Renal Failure & Its Effects On Dogs
As a dog ages, his kidneys lose the ability to filter the blood efficiently. At a more advanced stage, the digested by-products that usually pass through urine accumulate in the blood and become toxic.
Following are the ways in which you can take care of your dog’s kidney problems:
How to protect my dog’s kidneys?
If the symptoms of kidney failure in your dogs are not visible, do not alter his protein intake. Dogs need to receive enough protein in their diets, which are then stored in their muscles. Unless your vet tells you otherwise, do not change your dog’s protein diet.
Phosphorus is the first element that tends to accumulate in the blood in cases of renal dysfunction. If your dog has normal phosphorus levels in his blood, there is a good chance of a long-life expectancy.
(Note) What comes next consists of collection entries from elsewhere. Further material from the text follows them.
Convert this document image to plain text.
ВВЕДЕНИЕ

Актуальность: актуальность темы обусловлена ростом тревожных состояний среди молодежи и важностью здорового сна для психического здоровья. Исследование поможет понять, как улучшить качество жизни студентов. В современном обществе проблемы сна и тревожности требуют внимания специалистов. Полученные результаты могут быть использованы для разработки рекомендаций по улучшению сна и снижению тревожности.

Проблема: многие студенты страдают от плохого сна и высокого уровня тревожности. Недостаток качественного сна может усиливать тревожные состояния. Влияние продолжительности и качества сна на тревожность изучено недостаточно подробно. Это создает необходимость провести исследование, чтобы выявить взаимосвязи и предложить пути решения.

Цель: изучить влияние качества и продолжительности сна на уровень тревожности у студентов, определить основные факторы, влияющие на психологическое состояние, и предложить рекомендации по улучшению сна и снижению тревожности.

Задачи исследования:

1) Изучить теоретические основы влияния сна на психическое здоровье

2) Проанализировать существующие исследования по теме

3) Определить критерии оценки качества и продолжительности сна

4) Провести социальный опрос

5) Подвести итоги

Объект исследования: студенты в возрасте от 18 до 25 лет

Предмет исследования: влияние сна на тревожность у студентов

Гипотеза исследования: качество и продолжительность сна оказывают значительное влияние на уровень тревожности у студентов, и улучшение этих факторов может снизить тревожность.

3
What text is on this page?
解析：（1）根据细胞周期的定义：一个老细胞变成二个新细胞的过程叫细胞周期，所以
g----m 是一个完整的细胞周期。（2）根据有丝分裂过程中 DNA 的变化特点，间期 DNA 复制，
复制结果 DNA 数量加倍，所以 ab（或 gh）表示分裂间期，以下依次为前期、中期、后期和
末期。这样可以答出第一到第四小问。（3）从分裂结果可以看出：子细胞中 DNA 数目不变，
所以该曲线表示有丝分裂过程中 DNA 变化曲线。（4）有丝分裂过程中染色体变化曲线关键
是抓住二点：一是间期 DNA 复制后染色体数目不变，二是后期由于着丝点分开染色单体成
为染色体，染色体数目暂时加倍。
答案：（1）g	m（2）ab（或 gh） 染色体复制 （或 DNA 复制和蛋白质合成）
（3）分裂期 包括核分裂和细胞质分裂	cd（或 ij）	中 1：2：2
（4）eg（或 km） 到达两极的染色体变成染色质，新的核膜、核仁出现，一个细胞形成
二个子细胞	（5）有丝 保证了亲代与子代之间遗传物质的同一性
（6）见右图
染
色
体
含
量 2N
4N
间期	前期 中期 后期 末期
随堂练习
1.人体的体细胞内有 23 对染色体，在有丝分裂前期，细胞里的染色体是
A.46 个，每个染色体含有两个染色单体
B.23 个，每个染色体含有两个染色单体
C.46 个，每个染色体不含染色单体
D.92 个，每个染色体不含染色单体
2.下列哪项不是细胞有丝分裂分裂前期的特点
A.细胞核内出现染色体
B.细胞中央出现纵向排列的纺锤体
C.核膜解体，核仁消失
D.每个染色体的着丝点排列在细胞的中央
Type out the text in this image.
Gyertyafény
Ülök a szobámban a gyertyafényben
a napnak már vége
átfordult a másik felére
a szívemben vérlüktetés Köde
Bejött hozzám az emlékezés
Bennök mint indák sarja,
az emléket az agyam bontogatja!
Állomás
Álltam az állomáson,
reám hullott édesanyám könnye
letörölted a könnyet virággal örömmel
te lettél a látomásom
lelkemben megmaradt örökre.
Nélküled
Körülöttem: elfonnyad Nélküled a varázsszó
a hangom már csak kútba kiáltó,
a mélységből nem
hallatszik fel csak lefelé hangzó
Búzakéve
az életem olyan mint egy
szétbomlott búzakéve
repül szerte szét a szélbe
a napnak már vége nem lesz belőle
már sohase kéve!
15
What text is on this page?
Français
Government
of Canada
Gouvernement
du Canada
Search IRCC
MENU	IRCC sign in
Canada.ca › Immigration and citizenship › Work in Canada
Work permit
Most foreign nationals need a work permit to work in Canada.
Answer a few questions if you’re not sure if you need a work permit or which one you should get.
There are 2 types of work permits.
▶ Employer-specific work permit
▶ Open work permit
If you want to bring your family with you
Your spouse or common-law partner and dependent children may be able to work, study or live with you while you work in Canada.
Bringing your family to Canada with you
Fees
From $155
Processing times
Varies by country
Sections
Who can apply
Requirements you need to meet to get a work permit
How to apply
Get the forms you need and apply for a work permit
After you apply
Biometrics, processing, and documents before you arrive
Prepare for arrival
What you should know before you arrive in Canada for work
Signs of chronic renal deficiency.
The signs of chronic renal deficiency tend to appear in the later stages of the disease and are not always easy to detect.
Observe your dog’s water consumption habits. If he’s drinking more water than usual, it could be a sign that his kidneys are losing the ability to concentrate urine. A fussy appetite, weight loss too are signs of the same.
Regular veterinary check-ups
Try to take your dog to a veterinarian at least once a year, or twice a year if he is older than 6-7 years. If the renal deficiency is detected early, an adapted nutritional programme can be extremely effective, and the wellbeing of your dog will be improved.